Weda Bay Minerals (WDA-T) has substantially increased the resource base at its nickel-cobalt laterite project on Halmahera island, Indonesia.

Indicated resources have doubled to 133 million tonnes grading 1.4% nickel and 0.1% cobalt. Additional inferred resources are estimated at 70 million tonnes of 1.29% nickel and 0.14% cobalt, giving an aggregate resource estimate of 204 million tonnes of 1.37% nickel and 0.11% cobalt.

This resource is contained in 11 target areas: SM, Area 2, Uniuni Hill, Tarzan Hill, Sake River, Sake River West, Lipe River, Jira River, Casuarina, Orchid and Big Kahuna.

For the SM deposit, Weda Bay estimates an indicated resource of 66 million tonnes grading 1.4% nickel and 0.09% cobalt, based on 2,625 metres of diamond drilling in 174 holes. The upper, limonitic portion contains 41 million tonnes of 1.2% nickel and 0.16% cobalt with a magnesium oxide content of 4.5%.

The junior has appointed Kvaerner Process (Australia) and Hatch Associates to be lead engineers in a bankable feasibility study, due for completion next December.

The US$18-million study is being funded by the OM Group (OMG-N), which holds a 19.9% interest in Weda Bay (T.N.M., Nov. 20/00).

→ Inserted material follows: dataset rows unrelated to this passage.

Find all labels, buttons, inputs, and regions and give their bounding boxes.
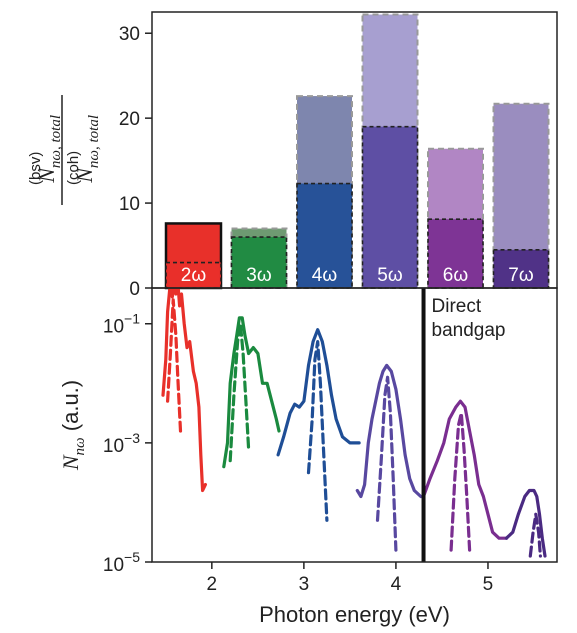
bar-label-4w: 4ω xyxy=(312,265,338,286)
bar-coherent-outline-6w xyxy=(427,218,484,289)
bar-label-2w: 2ω xyxy=(181,265,207,286)
bar-coherent-outline-5w xyxy=(361,125,419,289)
spectrum-line-10 xyxy=(449,411,472,552)
ytick-label-bottom-−3: 10−3 xyxy=(103,430,140,457)
spectrum-line-9 xyxy=(421,399,508,540)
ylabel-denominator: Nnω, total(coh) xyxy=(65,115,102,185)
spectrum-line-3 xyxy=(222,316,281,469)
spectrum-line-8 xyxy=(375,375,398,552)
spectrum-line-7 xyxy=(355,363,423,499)
ylabel-bottom: Nnω (a.u.) xyxy=(58,380,88,471)
ylabel-top: Nnω, total(bsv) Nnω, total(coh) xyxy=(27,95,102,205)
bar-label-6w: 6ω xyxy=(443,265,469,286)
ytick-label-bottom-−1: 10−1 xyxy=(103,311,140,338)
bar-coherent-outline-4w xyxy=(296,182,353,289)
ytick-label-top-10: 10 xyxy=(119,194,140,215)
xlabel: Photon energy (eV) xyxy=(259,602,450,627)
ytick-label-top-0: 0 xyxy=(129,279,140,300)
ytick-label-bottom-−5: 10−5 xyxy=(103,549,140,576)
bottom-axes-frame xyxy=(151,287,558,563)
spectrum-line-4 xyxy=(228,322,251,463)
axes-frames xyxy=(151,11,558,563)
bar-coherent-7w xyxy=(493,249,549,288)
bar-coherent-2w xyxy=(166,262,221,288)
ytick-label-top-30: 30 xyxy=(119,24,140,45)
xtick-label-2: 2 xyxy=(207,574,218,595)
bar-panel: 2ω 3ω 4ω 5ω 6ω 7ω 0 10 20 30 Nnω, total(bsv) Nnω, t… xyxy=(27,13,550,300)
spectrum-panel: Direct bandgap 2 3 4 5 Photon energy (eV) 10−1 1… xyxy=(58,280,547,627)
ytick-label-top-20: 20 xyxy=(119,109,140,130)
bar-coherent-4w xyxy=(297,183,352,288)
ylabel-numerator: Nnω, total(bsv) xyxy=(27,115,64,185)
bar-label-3w: 3ω xyxy=(246,265,272,286)
bar-label-5w: 5ω xyxy=(377,265,403,286)
spectrum-line-6 xyxy=(306,340,329,522)
bandgap-label-2: bandgap xyxy=(432,320,506,341)
bar-coherent-3w xyxy=(231,237,287,288)
spectrum-line-12 xyxy=(528,512,542,558)
bar-coherent-5w xyxy=(362,126,418,289)
spectrum-line-5 xyxy=(276,328,361,457)
xtick-label-3: 3 xyxy=(299,574,310,595)
xtick-label-4: 4 xyxy=(391,574,402,595)
spectrum-line-11 xyxy=(504,488,547,558)
bar-coherent-6w xyxy=(428,219,483,288)
spectrum-line-1 xyxy=(161,280,207,493)
bandgap-label-1: Direct xyxy=(432,296,482,317)
bar-label-7w: 7ω xyxy=(508,265,534,286)
xtick-label-5: 5 xyxy=(483,574,494,595)
spectrum-line-2 xyxy=(166,298,183,433)
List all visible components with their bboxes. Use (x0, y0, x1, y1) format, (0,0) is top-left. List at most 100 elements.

At Sept. 30, Weda Bay’s cash position had grown to $5.2 million, whereas current liabilities stood at $2.3 million. For the first nine months of 2000, the company posted a net loss of $532,259 (2 per share) on income of $737,968, compared with a loss of $96,086 (1 per share) on income of $433,561 in the corresponding period last year.